Posted Feb 26, 2020 6:00 UTC (Wed) by pabs (subscriber, #43278) [Link] (9 responses)

The same could be said about the web :)

FSF to launch code hosting

Posted Feb 26, 2020 7:58 UTC (Wed) by gfernandes (subscriber, #119910) [Link] (3 responses)

Really? Faff over a couple of clicks?

FSF to launch code hosting

Posted Feb 26, 2020 10:27 UTC (Wed) by Wol (subscriber, #4433) [Link] (2 responses)

People forget that other people may not be as lucky as they are. I gather in the US that some people are still stuck on dial-up!
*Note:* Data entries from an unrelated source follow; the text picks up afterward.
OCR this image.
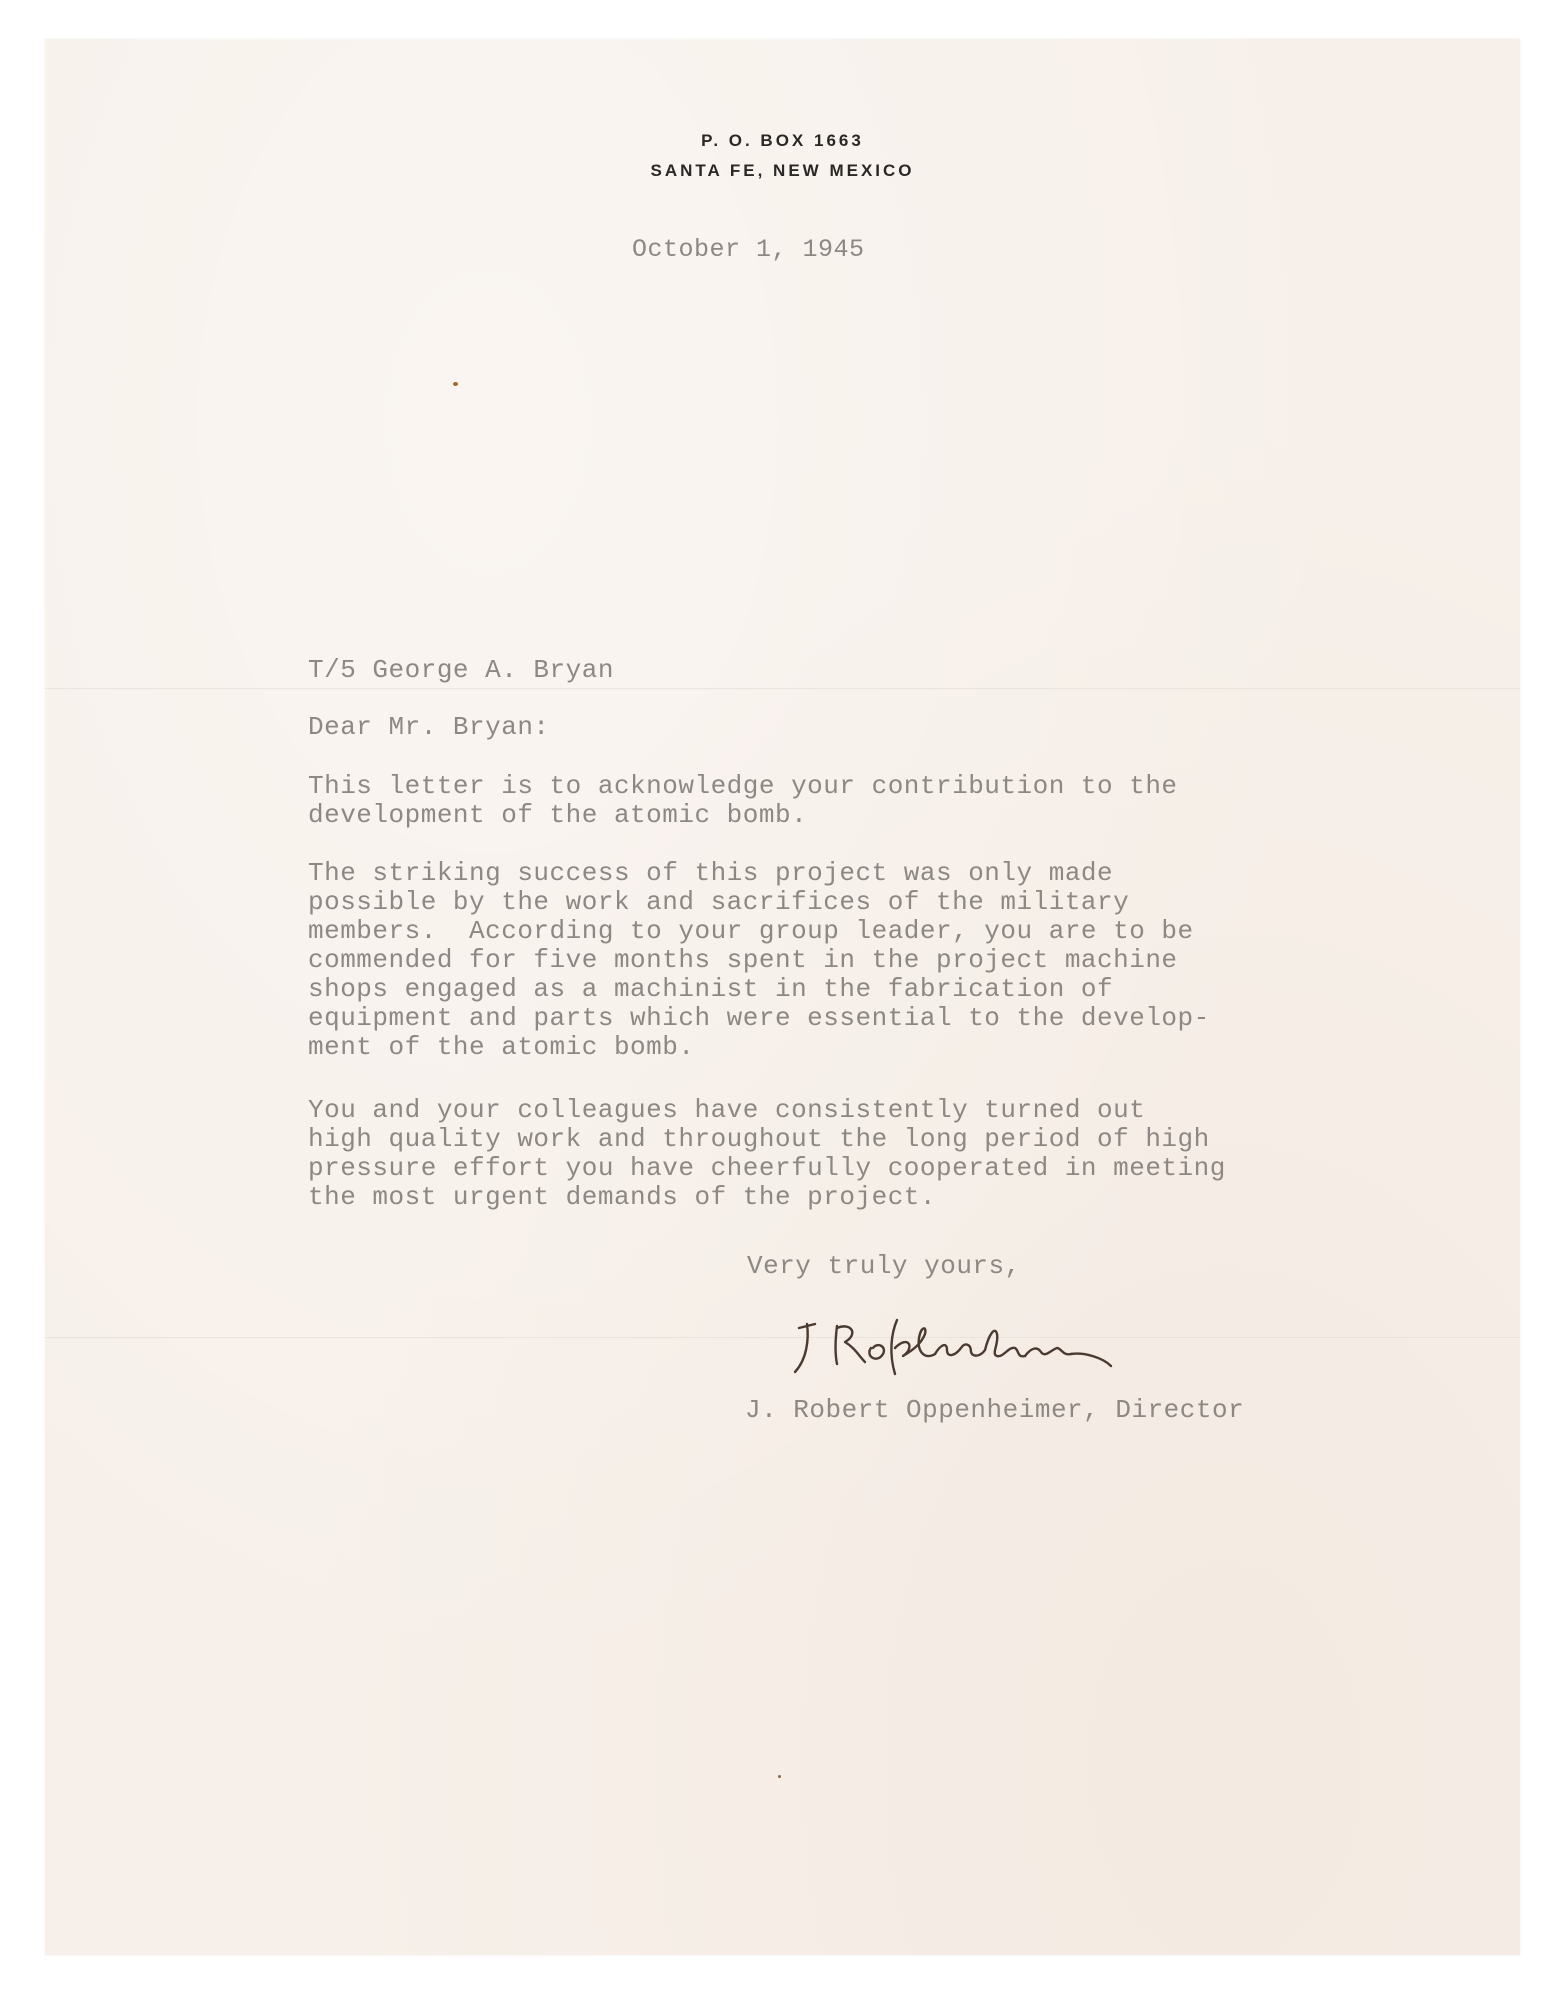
P. O. BOX 1663
SANTA FE, NEW MEXICO
October 1, 1945
T/5 George A. Bryan
Dear Mr. Bryan:
This letter is to acknowledge your contribution to the
development of the atomic bomb.
The striking success of this project was only made
possible by the work and sacrifices of the military
members.  According to your group leader, you are to be
commended for five months spent in the project machine
shops engaged as a machinist in the fabrication of
equipment and parts which were essential to the develop-
ment of the atomic bomb.
You and your colleagues have consistently turned out
high quality work and throughout the long period of high
pressure effort you have cheerfully cooperated in meeting
the most urgent demands of the project.
Very truly yours,
J. Robert Oppenheimer, Director
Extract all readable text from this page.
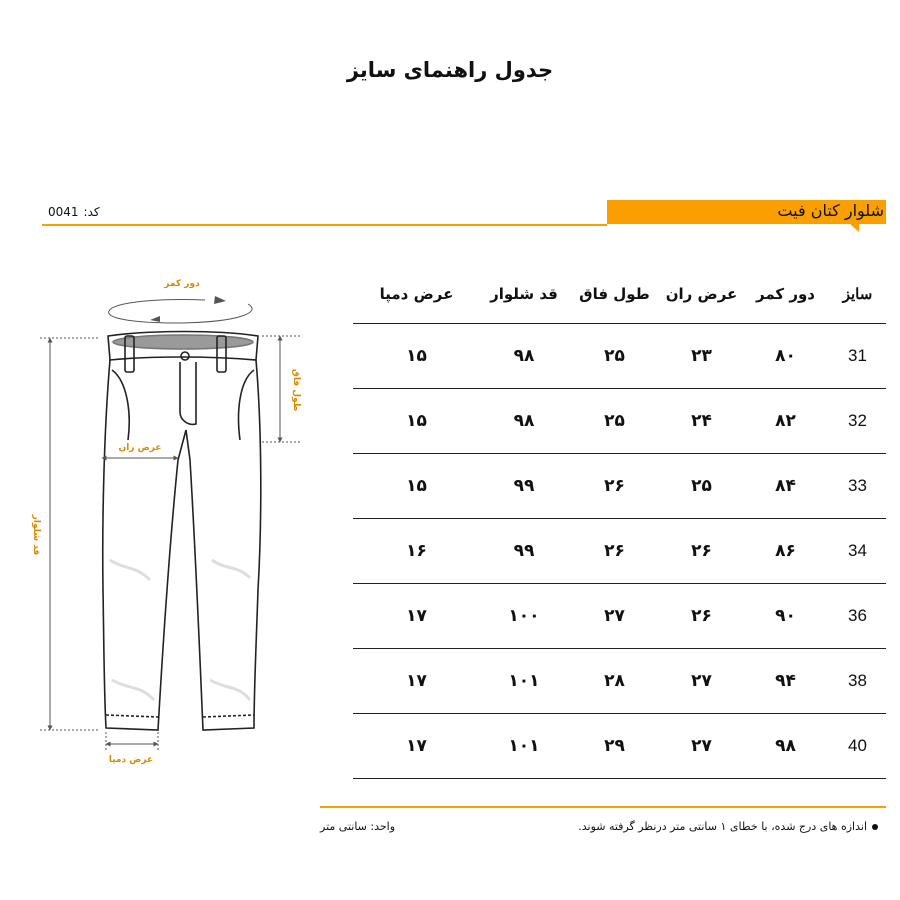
جدول راهنمای سایز
شلوار کتان فیت
کد:
0041
دور کمر
عرض ران
عرض دمپا
طول فاق
قد شلوار
سایز
دور کمر
عرض ران
طول فاق
قد شلوار
عرض دمپا
31
۸۰
۲۳
۲۵
۹۸
۱۵
32
۸۲
۲۴
۲۵
۹۸
۱۵
33
۸۴
۲۵
۲۶
۹۹
۱۵
34
۸۶
۲۶
۲۶
۹۹
۱۶
36
۹۰
۲۶
۲۷
۱۰۰
۱۷
38
۹۴
۲۷
۲۸
۱۰۱
۱۷
40
۹۸
۲۷
۲۹
۱۰۱
۱۷
اندازه های درج شده، با خطای ۱ سانتی متر درنظر گرفته شوند.
واحد: سانتی متر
Here in the UK while most people have access to fibre, I thought that we were still stuck on ADSL-2 (that may no longer be true) and there are a few people left on ADSL.

And then, what about peoples' workflow? I *still* prefer to work in "offline" mode with the online stuff happening behind my back. Try doing THAT when your internet is down! (Which until recently was pretty common - dunno why).

Why is it that people seem to delight in assuming that OTHER PEOPLE should adopt THEIR OWN way of working/thinking/living? I don't give a monkeys how you live your life - stop telling me how to live mine, thanks.

Cheers,
Wol

FSF to launch code hosting

Posted Feb 26, 2020 21:03 UTC (Wed) by ejr (subscriber, #51652) [Link] (1 responses)

Some rural US areas have access only to relatively expensive satellite "broadband." These come with absurdly low data caps, the kind that will be blown away when people forward PowerPoint slides or watch anything streaming.

Plus there are people with longer-ish train or plane transits. Trains are starting to support wifi, but, um, not always successfully in my experience. Planes charge extra.

And some people just want to unplug, sit, and think about what they're doing.

The "offline" world still exists.

FSF to launch code hosting

Posted Feb 26, 2020 21:31 UTC (Wed) by Cyberax (✭ supporter ✭, #52523) [Link]

Git works perfectly fine offline. You don't to have to send a PR right away. The amount of data consumed by using Github UI or API is also pretty insignificant.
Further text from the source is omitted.